I have a rental property that a property management company is suppose to to take care of for me. I have no tenants at the moment and I am trying to test the housing market by selling the house. It is located in San Antonio, which is going through a severe drought. I just found out that the tenants moved out and turned the sprinkler system off, and when inspectors finally went through, they could not get the sprinkler system to work. It will be repaired in a couple of days. But it is quite possible that the lawn has not been watered for almost a month now. I am sure the lawn looks really bad now, and I have lost all confidence that the property management company can get it to look good again, for various reasons. My priority is curb appeal. I need ideas on how to get the lawn looking good again, after being so long without water. I am sure the lawn is scorched with the 100+ degree days and no rain. I do not want advice on what I should do with the property management company or the tenants that moved out. I plan on making the 10 hour drive to San Antonio, to take care of this issue myself. So I need ideas on how to get my lawn looking good again. I do not think adding trees or plants is a good idea, because of the drought conditions they will just die. Plus, I can only water my lawn once a week due to water restrictions.
2 Answers
- fluffernutLv 710 years agoFavorite Answer
Do you think yours is the only lawn suffering in this drought? If the lawn is a bluegrass or fescue, it may very well come back........when rains return and water restrictions are lifted. There's not much you can do now except paint the grass with product such as Grass Greenzit. That's one of several such landscape paints, I would think in Texas drought that would be a big product.

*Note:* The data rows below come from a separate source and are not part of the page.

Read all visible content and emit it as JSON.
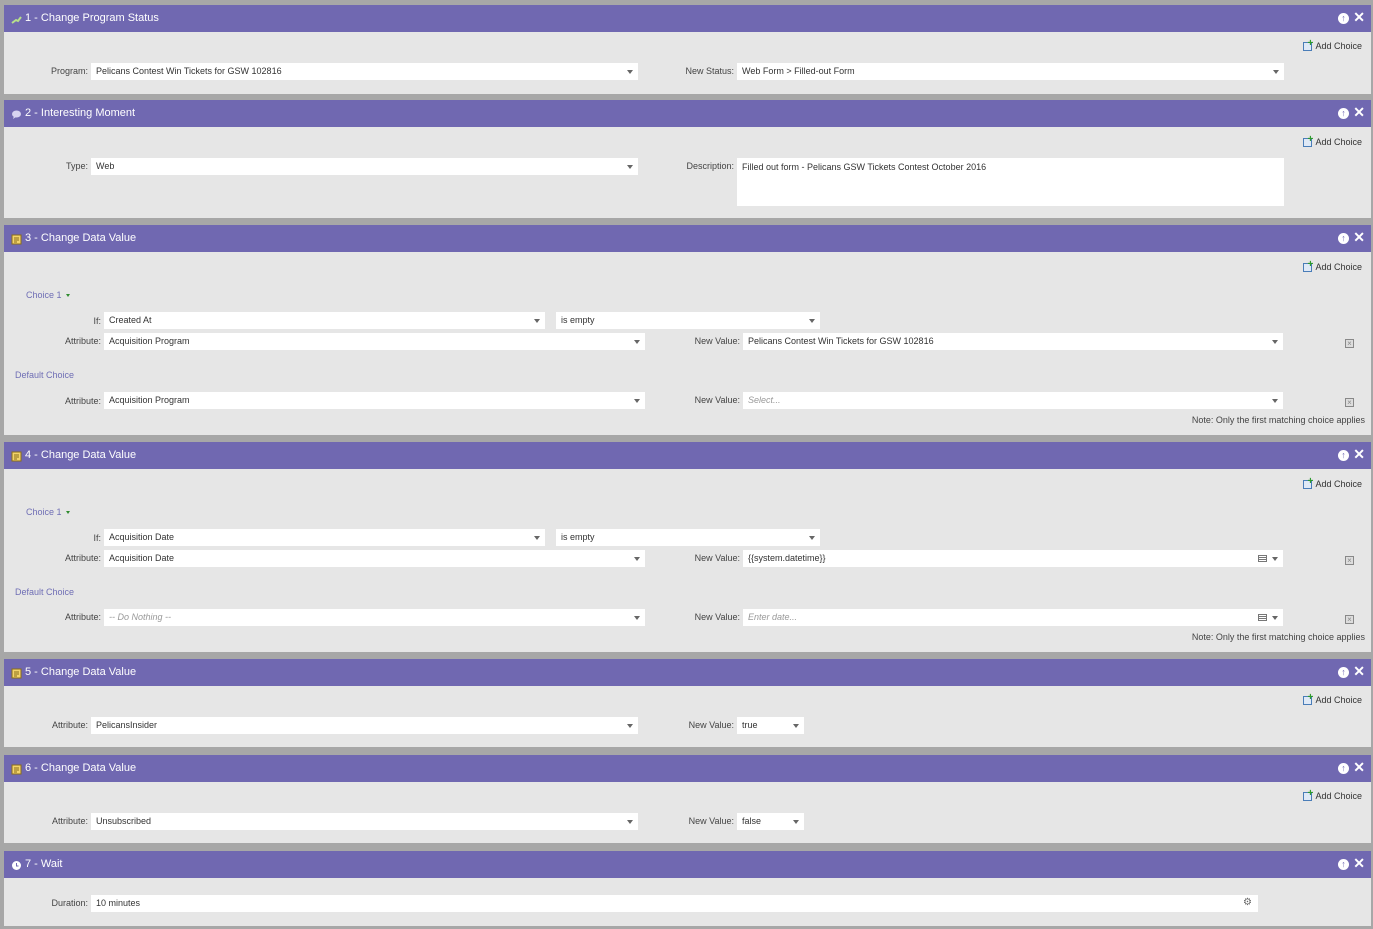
{
  "common": {
    "add_choice": "Add Choice",
    "note": "Note: Only the first matching choice applies"
  },
  "steps": [
    {
      "title": "1 - Change Program Status",
      "icon": "program-status-icon",
      "program_label": "Program:",
      "program_value": "Pelicans Contest Win Tickets for GSW 102816",
      "status_label": "New Status:",
      "status_value": "Web Form > Filled-out Form"
    },
    {
      "title": "2 - Interesting Moment",
      "icon": "speech-bubble-icon",
      "type_label": "Type:",
      "type_value": "Web",
      "desc_label": "Description:",
      "desc_value": "Filled out form - Pelicans GSW Tickets Contest October 2016"
    },
    {
      "title": "3 - Change Data Value",
      "icon": "data-value-icon",
      "choice_label": "Choice 1",
      "if_label": "If:",
      "if_value": "Created At",
      "op_value": "is empty",
      "attr_label": "Attribute:",
      "attr_value": "Acquisition Program",
      "newval_label": "New Value:",
      "newval_value": "Pelicans Contest Win Tickets for GSW 102816",
      "default_label": "Default Choice",
      "def_attr_value": "Acquisition Program",
      "def_newval_placeholder": "Select..."
    },
    {
      "title": "4 - Change Data Value",
      "icon": "data-value-icon",
      "choice_label": "Choice 1",
      "if_label": "If:",
      "if_value": "Acquisition Date",
      "op_value": "is empty",
      "attr_label": "Attribute:",
      "attr_value": "Acquisition Date",
      "newval_label": "New Value:",
      "newval_value": "{{system.datetime}}",
      "default_label": "Default Choice",
      "def_attr_value": "-- Do Nothing --",
      "def_newval_placeholder": "Enter date..."
    },
    {
      "title": "5 - Change Data Value",
      "icon": "data-value-icon",
      "attr_label": "Attribute:",
      "attr_value": "PelicansInsider",
      "newval_label": "New Value:",
      "newval_value": "true"
    },
    {
      "title": "6 - Change Data Value",
      "icon": "data-value-icon",
      "attr_label": "Attribute:",
      "attr_value": "Unsubscribed",
      "newval_label": "New Value:",
      "newval_value": "false"
    },
    {
      "title": "7 - Wait",
      "icon": "clock-icon",
      "duration_label": "Duration:",
      "duration_value": "10 minutes"
    }
  ]
}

Otherwise there's not much you can do to get the grass green that will not take a bunch of water, beyond the once a week restrictions. I'd concentrate the later on the more important trees and shrubs. Lawns can be overseeded..........later.
- umbergerLv 44 years ago
do no longer dye the backyard! The dye might rub off onto people and their clothing after which you will desire a huge subject on your palms. some people is additionally allergic to the dye. pass to the homestead Depot or Lowers. they have a liquid fertilizer made by way of Scott which will green up you backyard in a short quantity of time.